AUGUSTA, Maine — A proposal to close Maine’s youth detention center cleared the Maine House of Representatives on Thursday, handing a milestone win to criminal justice activists even as the bill faces a hard path passage amid opposition from the state.
The push to close Long Creek Youth Development Center has been building for years. Advocates have argued the South Portland jail is too large and expensive for fewer than 30 kids, arguing children would be better served in community support systems keeping them closer to home, as a task force recommended last year. That report also recommended the state create a limited secure detention center to house youth who pose a threat to public safety.
It was enough to persuade lawmakers in the House to support the bill despite stiff opposition from Gov. Janet Mills’ administration, which has said closing the center is not in the state’s best interest. A motion to pass the bill passed in an 81-57 vote after a half-hour debate. It faces further action in both chambers.

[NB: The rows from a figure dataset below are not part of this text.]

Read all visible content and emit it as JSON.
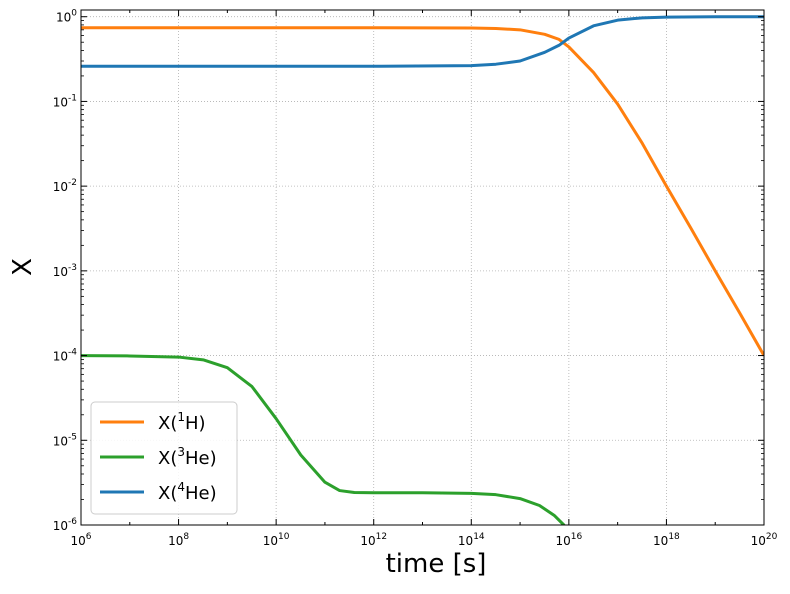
{
  "chart_data": {
    "type": "line",
    "xlabel": "time [s]",
    "ylabel": "X",
    "xscale": "log",
    "yscale": "log",
    "xlim": [
      1000000.0,
      1e+20
    ],
    "ylim": [
      1e-06,
      1.2
    ],
    "grid": true,
    "legend_position": "lower-left",
    "x_ticks": [
      {
        "base": "10",
        "exp": "6",
        "value": 1000000.0
      },
      {
        "base": "10",
        "exp": "8",
        "value": 100000000.0
      },
      {
        "base": "10",
        "exp": "10",
        "value": 10000000000.0
      },
      {
        "base": "10",
        "exp": "12",
        "value": 1000000000000.0
      },
      {
        "base": "10",
        "exp": "14",
        "value": 100000000000000.0
      },
      {
        "base": "10",
        "exp": "16",
        "value": 1e+16
      },
      {
        "base": "10",
        "exp": "18",
        "value": 1e+18
      },
      {
        "base": "10",
        "exp": "20",
        "value": 1e+20
      }
    ],
    "y_ticks": [
      {
        "base": "10",
        "exp": "-6",
        "value": 1e-06
      },
      {
        "base": "10",
        "exp": "-5",
        "value": 1e-05
      },
      {
        "base": "10",
        "exp": "-4",
        "value": 0.0001
      },
      {
        "base": "10",
        "exp": "-3",
        "value": 0.001
      },
      {
        "base": "10",
        "exp": "-2",
        "value": 0.01
      },
      {
        "base": "10",
        "exp": "-1",
        "value": 0.1
      },
      {
        "base": "10",
        "exp": "0",
        "value": 1
      }
    ],
    "series": [
      {
        "name_prefix": "X(",
        "name_sup": "1",
        "name_suffix": "H)",
        "color": "#ff7f0e",
        "x": [
          1000000.0,
          100000000.0,
          10000000000.0,
          1000000000000.0,
          100000000000000.0,
          320000000000000.0,
          1000000000000000.0,
          3200000000000000.0,
          6300000000000000.0,
          1e+16,
          3.2e+16,
          1e+17,
          3.2e+17,
          1e+18,
          3.2e+18,
          1e+19,
          3.2e+19,
          1e+20
        ],
        "y": [
          0.74,
          0.74,
          0.74,
          0.74,
          0.735,
          0.725,
          0.7,
          0.62,
          0.54,
          0.44,
          0.22,
          0.093,
          0.032,
          0.01,
          0.00316,
          0.001,
          0.000316,
          0.0001
        ]
      },
      {
        "name_prefix": "X(",
        "name_sup": "3",
        "name_suffix": "He)",
        "color": "#2ca02c",
        "x": [
          1000000.0,
          10000000.0,
          100000000.0,
          320000000.0,
          1000000000.0,
          3200000000.0,
          10000000000.0,
          32000000000.0,
          100000000000.0,
          200000000000.0,
          400000000000.0,
          1000000000000.0,
          10000000000000.0,
          100000000000000.0,
          320000000000000.0,
          1000000000000000.0,
          2500000000000000.0,
          5000000000000000.0,
          7900000000000000.0,
          1.3e+16
        ],
        "y": [
          0.0001,
          9.9e-05,
          9.6e-05,
          8.9e-05,
          7.2e-05,
          4.3e-05,
          1.8e-05,
          6.7e-06,
          3.2e-06,
          2.55e-06,
          2.42e-06,
          2.4e-06,
          2.4e-06,
          2.36e-06,
          2.28e-06,
          2.05e-06,
          1.7e-06,
          1.3e-06,
          1e-06,
          6e-07
        ]
      },
      {
        "name_prefix": "X(",
        "name_sup": "4",
        "name_suffix": "He)",
        "color": "#1f77b4",
        "x": [
          1000000.0,
          100000000.0,
          10000000000.0,
          1000000000000.0,
          100000000000000.0,
          320000000000000.0,
          1000000000000000.0,
          3200000000000000.0,
          6300000000000000.0,
          1e+16,
          3.2e+16,
          1e+17,
          3.2e+17,
          1e+18,
          1e+19,
          1e+20
        ],
        "y": [
          0.26,
          0.26,
          0.26,
          0.26,
          0.265,
          0.275,
          0.3,
          0.38,
          0.46,
          0.56,
          0.78,
          0.91,
          0.97,
          0.99,
          1.0,
          1.0
        ]
      }
    ]
  }
}
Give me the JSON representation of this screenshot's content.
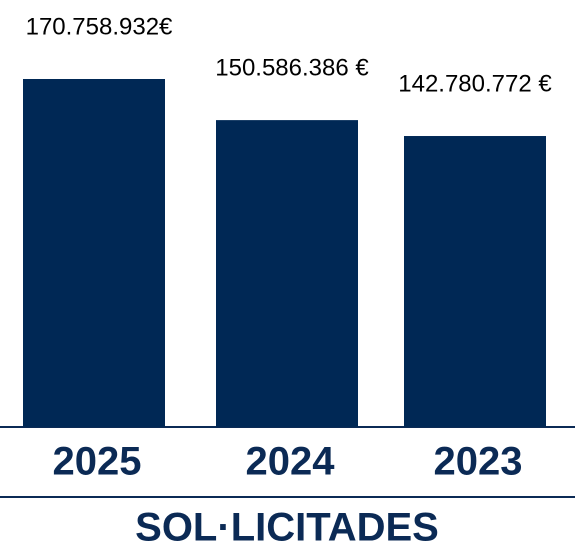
{
  "chart_data": {
    "type": "bar",
    "title": "SOL·LICITADES",
    "categories": [
      "2025",
      "2024",
      "2023"
    ],
    "values": [
      170758932,
      150586386,
      142780772
    ],
    "value_labels": [
      "170.758.932€",
      "150.586.386 €",
      "142.780.772 €"
    ],
    "color": "#002855"
  }
}
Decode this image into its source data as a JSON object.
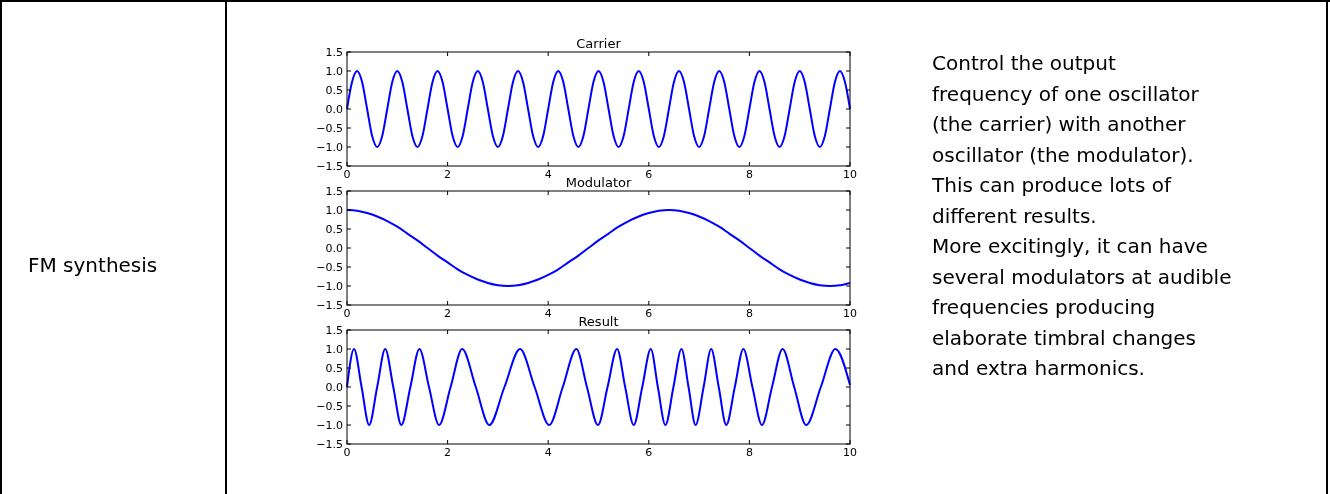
{
  "chart_data": [
    {
      "type": "other",
      "title": "FM synthesis",
      "annotations": [
        "Control the output",
        "frequency of one oscillator",
        "(the carrier) with another",
        "oscillator (the modulator).",
        "This can produce lots of",
        "different results.",
        "More excitingly, it can have",
        "several modulators at audible",
        "frequencies producing",
        "elaborate timbral changes",
        "and extra harmonics."
      ]
    },
    {
      "type": "line",
      "title": "Carrier",
      "xlim": [
        0,
        10
      ],
      "xticks": [
        0,
        2,
        4,
        6,
        8,
        10
      ],
      "ylim": [
        -1.5,
        1.5
      ],
      "yticks": [
        {
          "value": -1.5,
          "label": "−1.5"
        },
        {
          "value": -1,
          "label": "−1.0"
        },
        {
          "value": -0.5,
          "label": "−0.5"
        },
        {
          "value": 0,
          "label": "0.0"
        },
        {
          "value": 0.5,
          "label": "0.5"
        },
        {
          "value": 1,
          "label": "1.0"
        },
        {
          "value": 1.5,
          "label": "1.5"
        }
      ],
      "series": [
        {
          "color": "#0000ff",
          "x": [
            0,
            0.1,
            0.2,
            0.3,
            0.4,
            0.5,
            0.6,
            0.7,
            0.8,
            0.9,
            1,
            1.1,
            1.2,
            1.3,
            1.4,
            1.5,
            1.6,
            1.7,
            1.8,
            1.9,
            2,
            2.1,
            2.2,
            2.3,
            2.4,
            2.5,
            2.6,
            2.7,
            2.8,
            2.9,
            3,
            3.1,
            3.2,
            3.3,
            3.4,
            3.5,
            3.6,
            3.7,
            3.8,
            3.9,
            4,
            4.1,
            4.2,
            4.3,
            4.4,
            4.5,
            4.6,
            4.7,
            4.8,
            4.9,
            5,
            5.1,
            5.2,
            5.3,
            5.4,
            5.5,
            5.6,
            5.7,
            5.8,
            5.9,
            6,
            6.1,
            6.2,
            6.3,
            6.4,
            6.5,
            6.6,
            6.7,
            6.8,
            6.9,
            7,
            7.1,
            7.2,
            7.3,
            7.4,
            7.5,
            7.6,
            7.7,
            7.8,
            7.9,
            8,
            8.1,
            8.2,
            8.3,
            8.4,
            8.5,
            8.6,
            8.7,
            8.8,
            8.9,
            9,
            9.1,
            9.2,
            9.3,
            9.4,
            9.5,
            9.6,
            9.7,
            9.8,
            9.9,
            10
          ],
          "values": [
            0,
            0.71,
            1,
            0.71,
            0,
            -0.71,
            -1,
            -0.71,
            0,
            0.71,
            1,
            0.71,
            0,
            -0.71,
            -1,
            -0.71,
            0,
            0.71,
            1,
            0.71,
            0,
            -0.71,
            -1,
            -0.71,
            0,
            0.71,
            1,
            0.71,
            0,
            -0.71,
            -1,
            -0.71,
            0,
            0.71,
            1,
            0.71,
            0,
            -0.71,
            -1,
            -0.71,
            0,
            0.71,
            1,
            0.71,
            0,
            -0.71,
            -1,
            -0.71,
            0,
            0.71,
            1,
            0.71,
            0,
            -0.71,
            -1,
            -0.71,
            0,
            0.71,
            1,
            0.71,
            0,
            -0.71,
            -1,
            -0.71,
            0,
            0.71,
            1,
            0.71,
            0,
            -0.71,
            -1,
            -0.71,
            0,
            0.71,
            1,
            0.71,
            0,
            -0.71,
            -1,
            -0.71,
            0,
            0.71,
            1,
            0.71,
            0,
            -0.71,
            -1,
            -0.71,
            0,
            0.71,
            1,
            0.71,
            0,
            -0.71,
            -1,
            -0.71,
            0,
            0.71,
            1,
            0.71,
            0
          ]
        }
      ]
    },
    {
      "type": "line",
      "title": "Modulator",
      "xlim": [
        0,
        10
      ],
      "xticks": [
        0,
        2,
        4,
        6,
        8,
        10
      ],
      "ylim": [
        -1.5,
        1.5
      ],
      "yticks": [
        {
          "value": -1.5,
          "label": "−1.5"
        },
        {
          "value": -1,
          "label": "−1.0"
        },
        {
          "value": -0.5,
          "label": "−0.5"
        },
        {
          "value": 0,
          "label": "0.0"
        },
        {
          "value": 0.5,
          "label": "0.5"
        },
        {
          "value": 1,
          "label": "1.0"
        },
        {
          "value": 1.5,
          "label": "1.5"
        }
      ],
      "series": [
        {
          "color": "#0000ff",
          "x": [
            0,
            0.2,
            0.4,
            0.6,
            0.8,
            1,
            1.2,
            1.4,
            1.6,
            1.8,
            2,
            2.2,
            2.4,
            2.6,
            2.8,
            3,
            3.2,
            3.4,
            3.6,
            3.8,
            4,
            4.2,
            4.4,
            4.6,
            4.8,
            5,
            5.2,
            5.4,
            5.6,
            5.8,
            6,
            6.2,
            6.4,
            6.6,
            6.8,
            7,
            7.2,
            7.4,
            7.6,
            7.8,
            8,
            8.2,
            8.4,
            8.6,
            8.8,
            9,
            9.2,
            9.4,
            9.6,
            9.8,
            10
          ],
          "values": [
            1,
            0.98,
            0.92,
            0.83,
            0.71,
            0.56,
            0.38,
            0.2,
            0,
            -0.2,
            -0.38,
            -0.56,
            -0.71,
            -0.83,
            -0.92,
            -0.98,
            -1,
            -0.98,
            -0.92,
            -0.83,
            -0.71,
            -0.56,
            -0.38,
            -0.2,
            0,
            0.2,
            0.38,
            0.56,
            0.71,
            0.83,
            0.92,
            0.98,
            1,
            0.98,
            0.92,
            0.83,
            0.71,
            0.56,
            0.38,
            0.2,
            0,
            -0.2,
            -0.38,
            -0.56,
            -0.71,
            -0.83,
            -0.92,
            -0.98,
            -1,
            -0.98,
            -0.92
          ]
        }
      ]
    },
    {
      "type": "line",
      "title": "Result",
      "xlim": [
        0,
        10
      ],
      "xticks": [
        0,
        2,
        4,
        6,
        8,
        10
      ],
      "ylim": [
        -1.5,
        1.5
      ],
      "yticks": [
        {
          "value": -1.5,
          "label": "−1.5"
        },
        {
          "value": -1,
          "label": "−1.0"
        },
        {
          "value": -0.5,
          "label": "−0.5"
        },
        {
          "value": 0,
          "label": "0.0"
        },
        {
          "value": 0.5,
          "label": "0.5"
        },
        {
          "value": 1,
          "label": "1.0"
        },
        {
          "value": 1.5,
          "label": "1.5"
        }
      ],
      "series": [
        {
          "color": "#0000ff",
          "x": [
            0,
            0.14,
            0.29,
            0.44,
            0.6,
            0.76,
            0.92,
            1.08,
            1.26,
            1.44,
            1.63,
            1.83,
            2.06,
            2.29,
            2.56,
            2.83,
            3.13,
            3.44,
            3.73,
            4.02,
            4.29,
            4.56,
            4.77,
            4.99,
            5.18,
            5.37,
            5.53,
            5.7,
            5.87,
            6.04,
            6.18,
            6.33,
            6.49,
            6.65,
            6.79,
            6.93,
            7.09,
            7.24,
            7.39,
            7.54,
            7.71,
            7.88,
            8.06,
            8.25,
            8.45,
            8.66,
            8.89,
            9.13,
            9.42,
            9.71,
            10
          ],
          "values": [
            0,
            1,
            0,
            -1,
            0,
            1,
            0,
            -1,
            0,
            1,
            0,
            -1,
            0,
            1,
            0,
            -1,
            0,
            1,
            0,
            -1,
            0,
            1,
            0,
            -1,
            0,
            1,
            0,
            -1,
            0,
            1,
            0,
            -1,
            0,
            1,
            0,
            -1,
            0,
            1,
            0,
            -1,
            0,
            1,
            0,
            -1,
            0,
            1,
            0,
            -1,
            0,
            1,
            0.05
          ]
        }
      ]
    }
  ]
}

The Maine Department of Corrections has a plan to reduce youth confinement, build more community programs and create regional care teams. But proponents were frustrated by the pace of reform and argued closing the center would provide better care for children. The bill, should it become law, would require the department to wind down the center by 2023.
The vote went largely along party lines, with all but three Democrats backing the measure and all but two Republicans opposing it. Four independents backed it as well. House Speaker Ryan Fecteau, D-Biddeford, was among the lawmakers who defected from his party on the item.
“We have the opportunity before us with this bill to do something monumental and change the way we support youth that fall through the cracks and end up in the juvenile justice system,” said Rep. Grayson Lookner, D-Portland, the sponsor of the bill.
Scrutiny of the center has been building after a transgender boy died by suicide under the center’s care in 2016. People have criticized the number of children in its care, many of whom have mental illnesses. A study released last year found more than half of children there were housed because they could not go home. Staffing shortages exacerbated those problems as the state struggled to hire people who were trained to work with the children.
Opponents of the bill said the state should be allowed to follow its plan and that closing the center would give the youth nowhere to go, creating a public safety risk.
“Whether they are in a secure facility where they cannot create crimes or they’re in the streets breaking into your car or your house or committing other crimes … we are paying for it either way,” said Rep. Matthew Harrington, R-Sanford.